The length of a steel wire is `l_(1)` when the stretching force is `T_(1)` and `l_(2)` when the stretching force is `T_(2)`. The natural length of the wire is

To find the natural length of the steel wire when subjected to different stretching forces, we can use Hooke's Law, which relates the force applied to the elongation of the wire. Here’s a step-by-step solution: ### Step 1: Understand Hooke's Law According to Hooke's Law, the force \( T \) applied to a wire is proportional to the elongation \( \Delta x \) of the wire: \[ T = K \Delta x \] where \( K \) is the spring constant (stiffness of the wire). ### Step 2: Define Variables Let: - \( L \) be the natural length of the wire. - \( L_1 \) be the length of the wire when the force \( T_1 \) is applied. - \( L_2 \) be the length of the wire when the force \( T_2 \) is applied.

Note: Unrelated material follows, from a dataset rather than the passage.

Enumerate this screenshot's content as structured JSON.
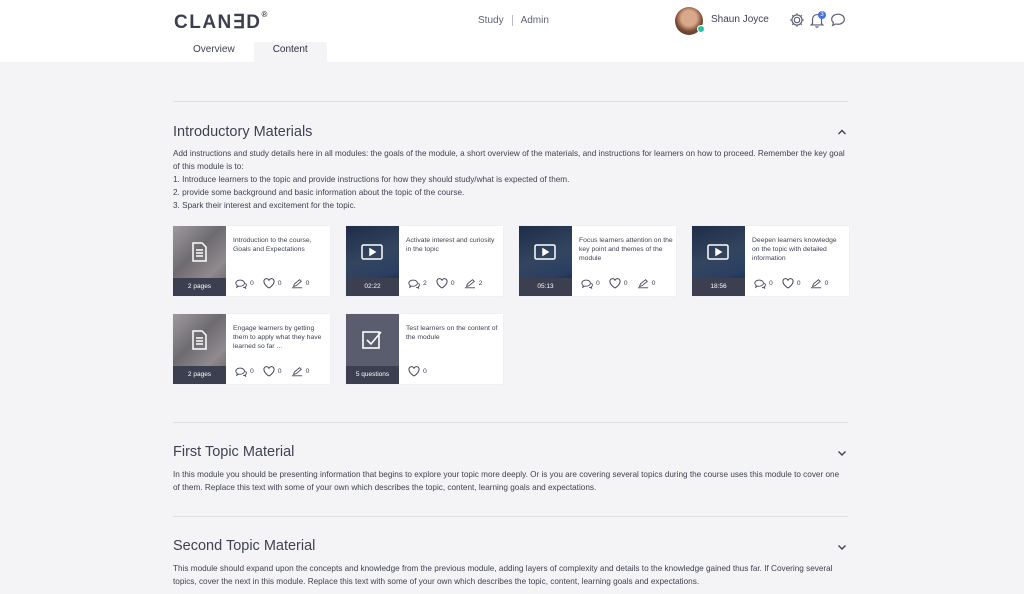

The elongation in each case can be defined as: - For force \( T_1 \): \[ \Delta x_1 = L_1 - L \] - For force \( T_2 \): \[ \Delta x_2 = L_2 - L \] ### Step 3: Write Equations for Each Case Using Hooke's Law for both cases, we can write: 1. For \( T_1 \): \[ T_1 = K (L_1 - L) \quad \text{(Equation 1)} \] 2. For \( T_2 \): \[ T_2 = K (L_2 - L) \quad \text{(Equation 2)} \] ### Step 4: Divide the Two Equations Now, we can divide Equation 1 by Equation 2: \[ \frac{T_1}{T_2} = \frac{L_1 - L}{L_2 - L} \] ### Step 5: Cross Multiply Cross-multiplying gives us: \[ T_1 (L_2 - L) = T_2 (L_1 - L) \] ### Step 6: Expand and Rearrange Expanding both sides: \[ T_1 L_2 - T_1 L = T_2 L_1 - T_2 L \] Rearranging terms yields: \[ T_1 L_2 - T_2 L_1 = T_1 L - T_2 L \] Factoring out \( L \) from the right side: \[ T_1 L_2 - T_2 L_1 = L (T_1 - T_2) \] ### Step 7: Solve for Natural Length \( L \) Now, we can solve for \( L \): \[ L = \frac{T_1 L_2 - T_2 L_1}{T_1 - T_2} \] ### Final Answer Thus, the natural length of the wire is given by: \[ L = \frac{T_1 L_2 - T_2 L_1}{T_1 - T_2} \]